The Future of Waste: EDMC proposes plasma gasification to generate water and green energy from refuse

EDMC proposes plasma gasification to generate water and green energy from refuse

The East Delhi Municipal Corporation (EDMC) has come up with an innovative plan to generate water and green energy from waste. In order to reduce the burden on the Ghazipur landfill, EDMC has engaged Singapore-based AG Dauters Waste Processing Private Limited to generate energy and water from trash. However, the impact of this proposed waste-to-energy (WtE) plant and its role in addressing the waste management problem will depend on its timely and effective implementation.

Background and project details

There are three WtE plants in Delhi, located in Ghazipur, Bawana and Okhla. Of the 10,050 tonnes per day (tpd) of waste generated in the capital, only 55 per cent (5,755 tonnes) is treated every day at these plants. The remaining is either dumped in sanitary landfills or is crudely littered. This inefficiency in handling waste stems from the municipal authority’s inability to carry out proper segregation, transportation and storage of waste. In addition, there is a lack of expertise in modern methods of waste treatment. To address this problem, in August 2018, the city corporation signed an agreement with AG Dauters for converting waste to energy at the 29 acre Ghazipur landfill. The project will be implemented in a phased manner. As per the agreement, Phase I will be implemented on a pilot basis. Under Phase I, the solid waste management plant will be able to convert 200 tpd of waste into 55 MW of green power, 30 kilolitres per day (kld) of purified water and 30 kld of fuel.

One of the most distinguishing features of the project is that it will deploy plasma gasification technology for the generation of waste energy. The garbage will be ground to make slurry and water will be taken out of it. The remains will be broken down to generate green fuel and electricity. Moreover, it is the first-of-its kind project that will create fuel with zero-carbon emissions and zero residue. The civic body will review its performance for a year, based on which it may extend the agreement for 21 years. If implemented, the plant will be able to generate 560 MW of electricity by processing 1,500 tonnes of waste.
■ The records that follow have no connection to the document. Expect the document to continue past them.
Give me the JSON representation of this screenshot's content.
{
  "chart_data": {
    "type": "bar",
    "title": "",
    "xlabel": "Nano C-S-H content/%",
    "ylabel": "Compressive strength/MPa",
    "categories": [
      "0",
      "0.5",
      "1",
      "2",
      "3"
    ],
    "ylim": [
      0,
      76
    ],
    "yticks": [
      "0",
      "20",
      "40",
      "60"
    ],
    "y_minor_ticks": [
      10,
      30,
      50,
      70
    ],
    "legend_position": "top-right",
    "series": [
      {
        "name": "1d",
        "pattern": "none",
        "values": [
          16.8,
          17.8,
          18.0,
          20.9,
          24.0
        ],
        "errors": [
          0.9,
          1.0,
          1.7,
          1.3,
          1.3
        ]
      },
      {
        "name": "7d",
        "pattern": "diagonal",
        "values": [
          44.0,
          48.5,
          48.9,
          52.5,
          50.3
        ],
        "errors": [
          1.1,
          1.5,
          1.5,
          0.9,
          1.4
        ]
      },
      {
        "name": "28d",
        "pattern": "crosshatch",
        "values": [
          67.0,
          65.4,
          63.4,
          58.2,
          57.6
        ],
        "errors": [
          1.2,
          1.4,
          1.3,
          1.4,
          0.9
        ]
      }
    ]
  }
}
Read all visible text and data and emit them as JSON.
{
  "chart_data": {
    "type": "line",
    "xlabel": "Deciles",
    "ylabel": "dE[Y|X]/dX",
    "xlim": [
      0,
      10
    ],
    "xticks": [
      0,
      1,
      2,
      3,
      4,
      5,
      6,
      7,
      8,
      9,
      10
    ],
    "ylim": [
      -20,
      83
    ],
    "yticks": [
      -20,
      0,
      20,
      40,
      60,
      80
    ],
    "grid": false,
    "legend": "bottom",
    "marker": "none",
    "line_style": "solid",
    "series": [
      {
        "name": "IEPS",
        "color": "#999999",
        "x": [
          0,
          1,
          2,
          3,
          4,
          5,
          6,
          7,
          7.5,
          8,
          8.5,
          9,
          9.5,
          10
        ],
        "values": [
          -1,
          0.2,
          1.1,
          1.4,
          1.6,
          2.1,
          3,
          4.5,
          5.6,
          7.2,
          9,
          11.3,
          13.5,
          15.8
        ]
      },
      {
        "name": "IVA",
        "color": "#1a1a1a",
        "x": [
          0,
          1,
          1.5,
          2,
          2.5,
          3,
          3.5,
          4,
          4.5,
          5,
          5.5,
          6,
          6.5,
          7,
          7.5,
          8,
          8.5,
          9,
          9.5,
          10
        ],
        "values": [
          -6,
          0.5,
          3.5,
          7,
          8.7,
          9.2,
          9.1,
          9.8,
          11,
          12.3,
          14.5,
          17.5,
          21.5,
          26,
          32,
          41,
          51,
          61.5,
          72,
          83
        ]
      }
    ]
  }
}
Challenges and the way forward

Despite the push from ongoing programmes like the Swachh Bharat Mission, the waste treatment segment faces several impediments including funding constraints. Urban local bodies spend anywhere between Rs 500 and Rs 1,500 per tonne on waste management. Of this, 60-70 per cent is spent on waste collection and the remaining on transporting the collected waste to dumpyards. The lack of adequate space for dumping the collected waste is another challenge. Further, the adoption of new WtE technologies has been slow due to their high cost and the lack of technical expertise to handle them.

While the upcoming WtE plant at Ghazipur is a step in the right direction, a lot still needs to be done. Going forward, project implementation could lose steam if issues such as lack of credible data systems, poor financial health of city corporations, slow adoption of technologies and involvement of multiple agencies are not addressed in a time-bound manner.